Una polemica simile toccò nel 2021 al marchio francese Louis Vuitton perché il suo direttore creativo Virgil Abloh aveva realizzato una sciarpa in azzurro che ricordava una kefiah, al costo di 705 dollari. Il profilo Instagram Diet Prada, noto per segnalare plagi e scorrettezze nel mondo della moda, scrisse: «Quindi la posizione di Lvmh [il gruppo del lusso francese che possiede Louis Vuitton e altri grandi marchi di moda, N.d.R.] sulla politica è “neutrale”, ma sta producendo una kefiah da 705 dollari con il loro logo»; Louis Vuitton ritirò la sua versione della kefiah.
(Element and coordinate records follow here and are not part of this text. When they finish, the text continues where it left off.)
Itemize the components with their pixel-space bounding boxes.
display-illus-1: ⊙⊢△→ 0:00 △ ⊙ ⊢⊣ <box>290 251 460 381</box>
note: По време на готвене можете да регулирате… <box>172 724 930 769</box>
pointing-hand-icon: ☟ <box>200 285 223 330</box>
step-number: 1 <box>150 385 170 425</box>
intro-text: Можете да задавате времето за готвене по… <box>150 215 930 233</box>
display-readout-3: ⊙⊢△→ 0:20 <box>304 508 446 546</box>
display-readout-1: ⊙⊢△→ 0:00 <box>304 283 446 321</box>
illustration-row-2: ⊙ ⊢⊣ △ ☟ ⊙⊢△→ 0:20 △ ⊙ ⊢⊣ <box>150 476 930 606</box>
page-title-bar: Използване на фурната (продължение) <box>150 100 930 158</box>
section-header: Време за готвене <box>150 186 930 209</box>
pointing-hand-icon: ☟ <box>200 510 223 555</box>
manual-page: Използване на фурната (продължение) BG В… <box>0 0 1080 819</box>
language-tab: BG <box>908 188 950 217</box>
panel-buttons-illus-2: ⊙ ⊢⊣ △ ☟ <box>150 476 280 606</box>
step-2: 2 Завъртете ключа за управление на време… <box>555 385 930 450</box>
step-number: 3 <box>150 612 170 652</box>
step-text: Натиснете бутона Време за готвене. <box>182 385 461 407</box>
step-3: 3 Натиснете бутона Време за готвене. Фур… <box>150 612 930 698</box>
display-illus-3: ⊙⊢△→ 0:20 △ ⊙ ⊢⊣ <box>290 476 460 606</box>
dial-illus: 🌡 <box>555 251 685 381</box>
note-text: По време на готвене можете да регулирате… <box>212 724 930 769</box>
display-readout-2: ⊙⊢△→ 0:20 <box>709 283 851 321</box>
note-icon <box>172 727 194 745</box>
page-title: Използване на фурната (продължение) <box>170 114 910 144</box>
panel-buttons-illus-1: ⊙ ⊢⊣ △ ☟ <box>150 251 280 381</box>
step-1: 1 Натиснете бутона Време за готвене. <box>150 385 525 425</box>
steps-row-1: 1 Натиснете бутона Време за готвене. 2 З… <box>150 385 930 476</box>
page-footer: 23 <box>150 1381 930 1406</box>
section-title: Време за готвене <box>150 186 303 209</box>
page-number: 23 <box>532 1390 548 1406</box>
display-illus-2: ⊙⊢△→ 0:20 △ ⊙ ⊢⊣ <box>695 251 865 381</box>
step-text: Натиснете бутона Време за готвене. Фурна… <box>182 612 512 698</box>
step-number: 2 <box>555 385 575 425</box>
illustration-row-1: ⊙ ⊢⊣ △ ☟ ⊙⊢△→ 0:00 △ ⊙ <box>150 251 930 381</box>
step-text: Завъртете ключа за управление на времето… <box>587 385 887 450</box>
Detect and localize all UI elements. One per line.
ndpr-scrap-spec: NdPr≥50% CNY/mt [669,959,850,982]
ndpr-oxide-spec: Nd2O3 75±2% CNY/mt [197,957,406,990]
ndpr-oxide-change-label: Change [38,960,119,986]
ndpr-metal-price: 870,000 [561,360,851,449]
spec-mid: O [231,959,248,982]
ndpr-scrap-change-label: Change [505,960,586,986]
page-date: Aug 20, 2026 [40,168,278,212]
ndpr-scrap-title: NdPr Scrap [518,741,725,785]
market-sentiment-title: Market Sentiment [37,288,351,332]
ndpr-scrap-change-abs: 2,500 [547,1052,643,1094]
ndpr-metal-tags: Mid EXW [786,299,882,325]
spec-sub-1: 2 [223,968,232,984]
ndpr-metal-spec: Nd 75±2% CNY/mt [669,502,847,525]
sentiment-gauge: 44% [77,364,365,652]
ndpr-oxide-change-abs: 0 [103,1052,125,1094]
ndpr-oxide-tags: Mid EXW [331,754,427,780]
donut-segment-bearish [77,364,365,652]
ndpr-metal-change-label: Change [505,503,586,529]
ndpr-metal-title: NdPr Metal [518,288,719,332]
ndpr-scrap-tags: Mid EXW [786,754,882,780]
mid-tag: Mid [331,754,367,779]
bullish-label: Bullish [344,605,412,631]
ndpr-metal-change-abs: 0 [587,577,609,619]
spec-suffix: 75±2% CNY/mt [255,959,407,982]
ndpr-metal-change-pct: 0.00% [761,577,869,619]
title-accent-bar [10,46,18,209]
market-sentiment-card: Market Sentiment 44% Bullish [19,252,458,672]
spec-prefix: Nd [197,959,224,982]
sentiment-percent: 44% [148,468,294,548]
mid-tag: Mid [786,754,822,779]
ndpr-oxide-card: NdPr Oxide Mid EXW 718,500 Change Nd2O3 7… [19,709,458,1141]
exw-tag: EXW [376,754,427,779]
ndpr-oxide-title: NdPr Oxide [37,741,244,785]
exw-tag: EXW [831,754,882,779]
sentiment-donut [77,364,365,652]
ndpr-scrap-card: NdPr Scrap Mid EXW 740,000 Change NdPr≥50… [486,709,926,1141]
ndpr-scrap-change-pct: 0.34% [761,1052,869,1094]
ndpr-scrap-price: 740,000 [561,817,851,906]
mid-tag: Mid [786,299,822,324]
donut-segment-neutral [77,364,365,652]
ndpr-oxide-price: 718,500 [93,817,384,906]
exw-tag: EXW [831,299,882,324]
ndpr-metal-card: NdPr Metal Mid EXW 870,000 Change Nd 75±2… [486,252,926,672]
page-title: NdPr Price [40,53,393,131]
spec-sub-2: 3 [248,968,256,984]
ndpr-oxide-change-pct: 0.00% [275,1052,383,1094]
Oggi, invece, alcune aziende di moda hanno proposto la kefiah nel suo significato sociale e politico. Per esempio il marchio berlinese Gmbh ha chiuso l’ultima settimana della moda maschile di Parigi di fine gennaio con kefiah e giacche dalle stampe tradizionali, presentandole come «il modo più semplice per mostrare solidarietà ai palestinesi e alla loro lotta decennale per la liberazione». All’ultima settimana della moda di Milano, che si è tenuta lo scorso febbraio, anche lo stilista Salvatore Vignola ha presentato una collezione in solidarietà alla Palestina: era intitolata “If I Must Die” ed era ispirata alla poesia del palestinese Refaat Alareer, ucciso a Gaza il 7 dicembre scorso; i ricavi delle vendite sono andati alla Mezzaluna Rossa, l’equivalente della Croce Rossa nel mondo arabo. Come ha detto al Guardian Jane Tynan, storica culturale alla Vrije Universiteit Amsterdam, oggi la kefiah è «indubbiamente intesa come un simbolo a sostegno della causa palestinese» con «aspirazioni più ampie in materia di giustizia sociale e decolonizzazione».